The World Press Freedom Index 2013 has reported,“In India, the ‘world’s biggest democracy’, the authorities insist on censoring the web and imposing more and more taboo”

a) Criminal complaints targeting individuals for their online posts criticising politicians are on the rise. A professor from Kolkata was arrested for emailing a cartoon of the West Bengal Chief Minister. Two girls from Mumbai were arrested for a Facebook post criticizing shutdown of an entire city for the funeral of a political leader. Eminent Dalit scholar, Kamal Bharti, was arrested for his Facebook post showing support to suspended IAS Officer, Durga Shakti Nagpal.

b) In 2013 alone, the Government made social-networking websites block 1,208 URLs. This number was 8, 21 and 352 in 2010, 2011 and 2012, respectively!

c) Notably, Government of India ordered blocking of 73 URLs critical of the Indian Institute of Planning and Management (IIPM), 55 Facebook URLs related to Afzal Guru and 35 websites, mostly web forums that allow sharing of pornographic material. The Maharashtra Anti-Terrorism Squad ordered blocking of a ‘Free Kashmir’ webpage on a social networking site. A website that sought to lampoon the Gujarat Chief Minister was mysteriously taken off after having received 60,000 unique visitors in 20 hours.

d) Intermediaries were asked by the police to remove content - like a blog on a Google service or a product review on Mouthshut.com - within 36 hours of receiving a complaint or face arrest.

Loopholes in the law

Section 66A of the Information Technology Act, 2000 penalises a person with imprisonment (for three years and a fine) for sending any information on a computer resource or a communication device that is:

a)‘grossly offensive’ or has a ‘menacing character’.

b) That the sender knows to be false, but intends to cause ‘annoyance’, ‘inconvenience’, ‘danger’, ‘insult’, ‘injury’, ‘criminal intimidation’, ‘enmity’, ‘hatred’ and ‘ill-will’.

c) That causes ‘annoyance’, ‘inconvenience’, ‘deceives’ or ‘misleads’ the recipient.

The Information Technology (Intermediary Guidelines) Rules 2011, requires an intermediary (anyone who provides internet, telecom, email or blogging services, and includes cyber cafes) to ensure that:

a) User content is not ‘grossly harmful’, ‘harassing’, ‘blasphemous’, ‘obscene’, ‘pornographic’, ‘paedophilic’, ‘libellous’, ‘invasive of another’s privacy’, ‘hateful,’ or ‘racially, ethnically objectionable’, ‘disparaging’, ‘relating or encouraging money laundering or gambling’, or otherwise unlawful in any manner.

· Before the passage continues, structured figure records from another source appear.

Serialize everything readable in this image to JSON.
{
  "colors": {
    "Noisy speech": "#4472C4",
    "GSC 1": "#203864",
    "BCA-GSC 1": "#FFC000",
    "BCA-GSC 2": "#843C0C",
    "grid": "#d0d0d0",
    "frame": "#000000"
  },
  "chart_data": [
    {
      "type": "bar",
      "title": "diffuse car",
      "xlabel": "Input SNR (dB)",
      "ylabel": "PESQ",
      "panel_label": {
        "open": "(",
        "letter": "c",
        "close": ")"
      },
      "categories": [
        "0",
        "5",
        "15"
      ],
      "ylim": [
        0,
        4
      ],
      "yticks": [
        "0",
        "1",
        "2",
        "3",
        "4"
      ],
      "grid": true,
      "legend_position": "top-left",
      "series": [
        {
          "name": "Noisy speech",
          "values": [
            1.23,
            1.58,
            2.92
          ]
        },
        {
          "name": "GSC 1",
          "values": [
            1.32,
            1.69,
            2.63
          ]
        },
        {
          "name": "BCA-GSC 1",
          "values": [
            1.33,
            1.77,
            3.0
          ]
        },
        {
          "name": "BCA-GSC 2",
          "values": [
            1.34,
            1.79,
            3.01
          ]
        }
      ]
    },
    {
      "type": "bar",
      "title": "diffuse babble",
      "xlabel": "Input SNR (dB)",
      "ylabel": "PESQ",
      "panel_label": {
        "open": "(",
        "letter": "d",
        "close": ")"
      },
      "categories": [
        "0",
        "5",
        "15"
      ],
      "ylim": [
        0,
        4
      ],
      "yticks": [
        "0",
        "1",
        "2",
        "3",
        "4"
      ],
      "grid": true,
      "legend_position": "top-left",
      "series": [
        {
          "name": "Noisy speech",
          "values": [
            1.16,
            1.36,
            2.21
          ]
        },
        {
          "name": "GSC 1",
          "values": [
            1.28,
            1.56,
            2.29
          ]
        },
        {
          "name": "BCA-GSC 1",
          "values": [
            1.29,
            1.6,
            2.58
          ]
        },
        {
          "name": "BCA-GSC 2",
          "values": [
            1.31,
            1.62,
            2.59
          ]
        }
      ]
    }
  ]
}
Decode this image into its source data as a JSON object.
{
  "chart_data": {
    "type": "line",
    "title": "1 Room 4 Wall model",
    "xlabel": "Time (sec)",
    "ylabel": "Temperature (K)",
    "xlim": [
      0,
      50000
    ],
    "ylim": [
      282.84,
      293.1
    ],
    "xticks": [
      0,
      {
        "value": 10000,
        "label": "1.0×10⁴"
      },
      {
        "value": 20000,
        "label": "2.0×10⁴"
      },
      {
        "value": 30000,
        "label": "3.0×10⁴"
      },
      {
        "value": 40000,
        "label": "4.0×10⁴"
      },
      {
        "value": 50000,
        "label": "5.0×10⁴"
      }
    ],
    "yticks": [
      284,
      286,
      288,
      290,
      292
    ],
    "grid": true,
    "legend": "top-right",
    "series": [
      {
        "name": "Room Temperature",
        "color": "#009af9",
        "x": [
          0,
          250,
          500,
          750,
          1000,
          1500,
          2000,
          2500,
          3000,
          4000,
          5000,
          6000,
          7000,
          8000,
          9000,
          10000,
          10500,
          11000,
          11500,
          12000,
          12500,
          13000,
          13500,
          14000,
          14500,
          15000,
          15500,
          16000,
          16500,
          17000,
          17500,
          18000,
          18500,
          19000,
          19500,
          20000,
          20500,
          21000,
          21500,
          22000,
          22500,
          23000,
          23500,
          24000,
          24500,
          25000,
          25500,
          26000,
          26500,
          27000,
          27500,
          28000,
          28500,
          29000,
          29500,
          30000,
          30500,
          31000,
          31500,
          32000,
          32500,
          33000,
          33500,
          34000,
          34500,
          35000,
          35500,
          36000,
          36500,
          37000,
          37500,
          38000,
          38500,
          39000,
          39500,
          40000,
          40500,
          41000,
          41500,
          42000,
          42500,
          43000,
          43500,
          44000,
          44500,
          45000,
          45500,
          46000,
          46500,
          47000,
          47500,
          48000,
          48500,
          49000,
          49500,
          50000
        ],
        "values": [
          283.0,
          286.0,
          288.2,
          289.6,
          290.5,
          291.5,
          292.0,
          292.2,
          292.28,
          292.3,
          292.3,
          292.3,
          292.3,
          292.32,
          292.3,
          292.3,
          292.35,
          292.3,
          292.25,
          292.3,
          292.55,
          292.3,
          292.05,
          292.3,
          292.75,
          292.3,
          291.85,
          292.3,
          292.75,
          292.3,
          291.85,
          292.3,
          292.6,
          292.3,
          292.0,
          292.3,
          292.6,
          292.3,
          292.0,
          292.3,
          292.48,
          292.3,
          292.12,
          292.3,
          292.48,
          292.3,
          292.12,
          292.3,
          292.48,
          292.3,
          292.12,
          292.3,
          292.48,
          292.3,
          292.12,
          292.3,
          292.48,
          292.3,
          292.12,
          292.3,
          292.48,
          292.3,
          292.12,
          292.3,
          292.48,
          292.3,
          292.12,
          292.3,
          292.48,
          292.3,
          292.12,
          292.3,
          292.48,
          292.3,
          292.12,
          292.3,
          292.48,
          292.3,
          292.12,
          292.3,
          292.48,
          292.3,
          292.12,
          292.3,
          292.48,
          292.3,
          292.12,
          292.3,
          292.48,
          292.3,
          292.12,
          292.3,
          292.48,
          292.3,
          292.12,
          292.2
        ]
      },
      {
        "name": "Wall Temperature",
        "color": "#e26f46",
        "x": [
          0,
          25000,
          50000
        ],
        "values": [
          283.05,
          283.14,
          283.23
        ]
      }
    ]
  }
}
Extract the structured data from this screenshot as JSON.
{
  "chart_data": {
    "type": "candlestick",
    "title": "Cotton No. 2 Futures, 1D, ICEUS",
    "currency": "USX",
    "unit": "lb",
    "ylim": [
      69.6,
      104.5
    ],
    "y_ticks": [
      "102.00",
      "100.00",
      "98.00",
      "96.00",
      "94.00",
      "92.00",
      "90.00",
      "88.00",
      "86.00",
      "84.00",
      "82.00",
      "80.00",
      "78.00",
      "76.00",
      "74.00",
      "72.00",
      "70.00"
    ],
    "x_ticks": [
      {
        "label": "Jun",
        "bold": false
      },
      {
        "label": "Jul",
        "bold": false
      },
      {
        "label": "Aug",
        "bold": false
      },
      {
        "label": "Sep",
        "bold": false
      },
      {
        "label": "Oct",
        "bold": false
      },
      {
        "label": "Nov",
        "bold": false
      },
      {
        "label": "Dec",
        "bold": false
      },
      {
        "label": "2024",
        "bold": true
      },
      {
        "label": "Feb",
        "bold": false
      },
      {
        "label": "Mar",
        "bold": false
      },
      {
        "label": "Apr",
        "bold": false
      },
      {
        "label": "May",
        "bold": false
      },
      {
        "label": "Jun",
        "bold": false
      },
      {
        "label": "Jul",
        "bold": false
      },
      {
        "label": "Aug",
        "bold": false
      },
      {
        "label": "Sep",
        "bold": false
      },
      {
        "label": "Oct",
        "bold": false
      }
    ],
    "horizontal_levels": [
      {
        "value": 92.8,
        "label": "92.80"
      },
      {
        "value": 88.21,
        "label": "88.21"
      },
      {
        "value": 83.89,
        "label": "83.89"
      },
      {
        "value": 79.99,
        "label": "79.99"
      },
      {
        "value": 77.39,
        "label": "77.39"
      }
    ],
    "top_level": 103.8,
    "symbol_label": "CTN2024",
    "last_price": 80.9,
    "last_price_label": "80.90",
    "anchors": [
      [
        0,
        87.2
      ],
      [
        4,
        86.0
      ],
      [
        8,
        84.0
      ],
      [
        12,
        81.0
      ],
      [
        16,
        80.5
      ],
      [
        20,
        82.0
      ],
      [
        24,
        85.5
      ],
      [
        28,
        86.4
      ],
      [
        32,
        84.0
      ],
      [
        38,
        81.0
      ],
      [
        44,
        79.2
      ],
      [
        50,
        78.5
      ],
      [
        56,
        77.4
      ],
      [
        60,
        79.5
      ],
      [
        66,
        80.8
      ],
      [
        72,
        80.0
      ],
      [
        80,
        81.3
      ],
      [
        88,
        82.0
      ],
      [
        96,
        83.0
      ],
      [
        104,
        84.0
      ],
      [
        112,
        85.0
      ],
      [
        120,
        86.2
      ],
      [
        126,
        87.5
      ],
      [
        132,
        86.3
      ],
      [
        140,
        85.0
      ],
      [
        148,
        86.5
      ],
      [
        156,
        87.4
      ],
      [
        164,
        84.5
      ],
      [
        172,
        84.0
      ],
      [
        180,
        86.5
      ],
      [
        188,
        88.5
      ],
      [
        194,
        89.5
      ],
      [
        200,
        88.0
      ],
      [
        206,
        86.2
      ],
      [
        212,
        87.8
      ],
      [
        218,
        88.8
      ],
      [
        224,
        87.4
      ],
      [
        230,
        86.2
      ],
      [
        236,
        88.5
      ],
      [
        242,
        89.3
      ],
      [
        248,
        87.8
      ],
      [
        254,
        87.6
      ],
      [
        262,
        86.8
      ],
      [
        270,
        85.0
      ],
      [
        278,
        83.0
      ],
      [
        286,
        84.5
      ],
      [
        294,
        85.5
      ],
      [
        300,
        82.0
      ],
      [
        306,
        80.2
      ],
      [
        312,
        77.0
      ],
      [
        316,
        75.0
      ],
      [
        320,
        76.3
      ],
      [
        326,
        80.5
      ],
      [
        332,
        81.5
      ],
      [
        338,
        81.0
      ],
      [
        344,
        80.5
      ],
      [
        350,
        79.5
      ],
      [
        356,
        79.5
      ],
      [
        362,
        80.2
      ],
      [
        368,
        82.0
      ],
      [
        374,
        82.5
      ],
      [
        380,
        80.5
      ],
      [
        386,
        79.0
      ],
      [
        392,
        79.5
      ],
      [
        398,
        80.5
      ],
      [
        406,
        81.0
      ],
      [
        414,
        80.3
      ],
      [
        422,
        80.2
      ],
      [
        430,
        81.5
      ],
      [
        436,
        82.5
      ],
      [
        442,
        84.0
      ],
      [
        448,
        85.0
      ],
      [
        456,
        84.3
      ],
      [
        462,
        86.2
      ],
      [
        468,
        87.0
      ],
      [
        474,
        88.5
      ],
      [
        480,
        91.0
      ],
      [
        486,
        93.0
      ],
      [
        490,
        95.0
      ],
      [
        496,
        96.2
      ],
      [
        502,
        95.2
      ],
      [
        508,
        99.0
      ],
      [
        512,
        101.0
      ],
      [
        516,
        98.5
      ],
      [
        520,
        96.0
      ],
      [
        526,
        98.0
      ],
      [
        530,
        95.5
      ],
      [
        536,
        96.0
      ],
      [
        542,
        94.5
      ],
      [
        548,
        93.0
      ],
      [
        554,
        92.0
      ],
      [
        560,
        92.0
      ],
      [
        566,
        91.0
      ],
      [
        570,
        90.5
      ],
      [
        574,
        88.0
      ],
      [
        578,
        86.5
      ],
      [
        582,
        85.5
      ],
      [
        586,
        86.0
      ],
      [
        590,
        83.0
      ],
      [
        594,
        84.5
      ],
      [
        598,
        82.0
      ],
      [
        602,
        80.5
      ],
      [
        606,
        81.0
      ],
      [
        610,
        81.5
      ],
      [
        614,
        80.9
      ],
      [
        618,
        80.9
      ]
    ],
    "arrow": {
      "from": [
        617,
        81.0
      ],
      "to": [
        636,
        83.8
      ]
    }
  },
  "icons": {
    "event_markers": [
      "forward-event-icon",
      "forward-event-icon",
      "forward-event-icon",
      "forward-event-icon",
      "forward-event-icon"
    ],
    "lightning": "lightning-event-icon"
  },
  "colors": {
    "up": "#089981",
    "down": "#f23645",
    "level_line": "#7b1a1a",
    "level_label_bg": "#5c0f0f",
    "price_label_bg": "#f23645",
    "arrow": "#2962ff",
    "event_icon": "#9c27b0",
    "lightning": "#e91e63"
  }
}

b) On receiving a complaint he/she is required to act within 36 hours, with or without informing the owner of such information, to disable the impugned content. The intermediary may also terminate access of the user.

The aforesaid prohibited categories are vague, ambiguous and undefined under the Information Technology Act. Consequently, it is left to the subjective interpretation of the police, the government and even private entities, who arbitrarily censor vast amount of content on the internet and file frivolous criminal cases against online content writers, bloggers, users of social networking websites and even for private communications.

Section 66A and the Intermediary Guidelines Rules violate every Indian citizen’s fundamental right to freedom of speech and expression!


a) Revise and amend Section 66A of the Information Technology Act, 2000 and Rule 3(2)(b) of the Information Technology (Intermediary Guidelines) Rules 2011 to remove expressions that are vague and ambiguous.

b) Follow principles of natural justice in the prosecution of cases under the Information Technology Act, 2000.